The Morvan region (wmorvan.com) lies in the middle of Burgundy between the valleys of the Loire and the Saône, stretching roughly from Clamecy, Vézelay and Avallon in the north to Autun in the south. It’s a land of wooded hills and, with poor soil and pastures only good for a few cattle, villages and farms are few and far between. In the nineteenth century, supplying firewood and charcoal to Paris was the main business and large tracts of hillside are still covered in coniferous plantations. Wet nursing was also an important part of the economy, with local peasant women leaving their homes and families to feed the children of the French aristocracy and Parisian bourgeoisie, a practice that continued well into the twentieth century.
The World War II Occupation was felt profoundly in the Morvan, firstly because it was stripped of its machinery, equipment and forestry products; and secondly because it became a centre for the Resistance. As a result the locals suffered terribly from reprisals and forced labour programmes.
Carpeted with forest and etched by cascading streams, the Parc Régional du Morvan was officially created in 1970, when 170,000 hectares of hilly countryside were set aside in an attempt to protect the local cultural and physical environment with a series of nature trails, animal reserves, museums and local craft shops. It’s an excellent place for outdoor activities, especially cycling and walking, with a good network of simple accommodation.
The creation of the parc régional did something to promote the area as a place for outdoor activities, but it was the election of François Mitterrand, local politician and former mayor of Château-Chinon, as president of the Republic that rescued the Morvan from oblivion. In addition to lending it some of the glamour of his office, he took concrete steps to beef up the local economy. West of the Morvan, the landscape softens as it descends towards the River Loire and the fine medieval town of Nevers, on Burgundy’s western border.Read More
The tourist buses winding their way up the steep incline to Vézelay should not deter you from visiting this attractive hilltop hamlet, surrounded by ramparts and with some of the most picturesque, winding streets and crumbling buildings in Burgundy. While the main draw is undeniably the Basilica of Ste-Mary La Madeleine, Vézelay is also a popular destination for art-lovers, with many small galleries and antique shops on rue St-Pierre, and an impressive art collection in the Musée Zervos.

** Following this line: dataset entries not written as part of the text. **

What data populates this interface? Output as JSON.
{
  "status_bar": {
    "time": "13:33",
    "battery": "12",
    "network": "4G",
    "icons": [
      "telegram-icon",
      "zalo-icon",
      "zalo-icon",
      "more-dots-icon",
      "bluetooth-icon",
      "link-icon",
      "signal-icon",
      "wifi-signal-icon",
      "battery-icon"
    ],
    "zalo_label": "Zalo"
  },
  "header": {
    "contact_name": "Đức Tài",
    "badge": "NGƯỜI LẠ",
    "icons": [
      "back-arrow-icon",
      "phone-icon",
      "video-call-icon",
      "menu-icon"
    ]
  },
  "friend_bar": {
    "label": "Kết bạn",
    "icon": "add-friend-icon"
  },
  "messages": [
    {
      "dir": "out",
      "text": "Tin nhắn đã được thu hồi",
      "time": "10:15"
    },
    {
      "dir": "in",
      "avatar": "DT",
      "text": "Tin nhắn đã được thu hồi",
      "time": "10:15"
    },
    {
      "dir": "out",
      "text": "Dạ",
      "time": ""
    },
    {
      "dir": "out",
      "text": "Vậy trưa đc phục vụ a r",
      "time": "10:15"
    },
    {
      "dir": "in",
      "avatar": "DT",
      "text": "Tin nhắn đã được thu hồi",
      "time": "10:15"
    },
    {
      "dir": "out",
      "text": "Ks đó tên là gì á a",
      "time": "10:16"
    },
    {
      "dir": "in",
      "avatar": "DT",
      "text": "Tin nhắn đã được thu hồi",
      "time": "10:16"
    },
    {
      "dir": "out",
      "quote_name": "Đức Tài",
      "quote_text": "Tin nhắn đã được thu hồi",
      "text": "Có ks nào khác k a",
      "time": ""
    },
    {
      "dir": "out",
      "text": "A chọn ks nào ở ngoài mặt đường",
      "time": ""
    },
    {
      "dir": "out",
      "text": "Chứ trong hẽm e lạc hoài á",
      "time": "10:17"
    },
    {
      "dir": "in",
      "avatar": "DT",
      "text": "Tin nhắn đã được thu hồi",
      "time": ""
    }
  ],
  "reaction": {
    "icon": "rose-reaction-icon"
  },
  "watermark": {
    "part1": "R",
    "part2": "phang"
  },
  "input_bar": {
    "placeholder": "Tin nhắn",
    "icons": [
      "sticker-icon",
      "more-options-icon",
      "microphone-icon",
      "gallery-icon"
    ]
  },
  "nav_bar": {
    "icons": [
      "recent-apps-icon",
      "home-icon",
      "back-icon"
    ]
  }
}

Pilgrims journey to Vézelay to venerate the relics of Mary Magdalene (1120), housed in one of the seminal buildings of the Romanesque period, the Basilica of Ste-Mary La Madeleine, one of the first UNESCO-inscribed sites in France. On the church’s west front the colossal narthex was added to the nave in 1140 to accommodate the swelling numbers of pilgrims. Inside, your eye is drawn to the sculptures of the central doorway, on whose tympanum a Pentecostal Christ is shown swathed in exquisitely figured drapery. From Christ’s outstretched hands, the message of the Gospel shoots out to the apostles in the form of beams of fire, while the frieze below depicts the converted and the pagans – among those featured are giants, pygmies (one mounting his horse with a ladder), a man with breasts and huge ears, and dog-headed heathens. The arcades and arches are edged with fretted mouldings, and the supporting pillars are crowned with finely cut capitals, depicting scenes from the Bible, classical mythology, allegories and morality stories. The orientation of the church is such that, during the summer solstice, the sun coming through the south windows creates a line of nine luminous spots bisecting the nave floor.
With its Gothic spire rising against the backdrop of the Morvan hills, Autun is scarcely bigger than the circumference of its walls; most of the enclosure still consists of Roman fortifications that have been maintained through the centuries. The emperor Augustus founded the town in about 10 BC as part of a massive and, ultimately, highly successful campaign to pacify the brooding Celts of defeated Vercingétorix. The splendour of Augustodunum, as it was called, was designed to eclipse the memory of Bibracte, the neighbouring capital of the powerful tribe of the Aedui. Autun did indeed become one of the leading cities of Roman Gaul until it was sacked by the Arabs in 725 AD. Today, it is a picturesque provincial town, and an excellent base for exploring the surrounding countryside, particularly the Parc du Morvan.
This town’s past remains very tangible, and two of its four Roman gates survive: Porte St-André, spanning rue de la Croix-Blanche in the northeast, and Porte d’Arroux in the northwest. In a field just across the River Arroux stands a lofty section of wall known as the Temple of Janus, which was probably part of the sanctuary of an unknown deity. On the east side of town, on avenue du 2ème Dragons, you can see the remains of what was the largest Roman theatre in Gaul, with a capacity of fifteen thousand – in itself a measure of Autun’s importance at that time. The most enigmatic of the Gallo-Roman remains in the region is the Pierre de Couhard, off Faubourg St-Pancrace to the southeast of the town. It’s a 27m-tall stone pyramid situated on the site of one of the city’s necropolises, thought to date from the first century, and most probably a cenotaph.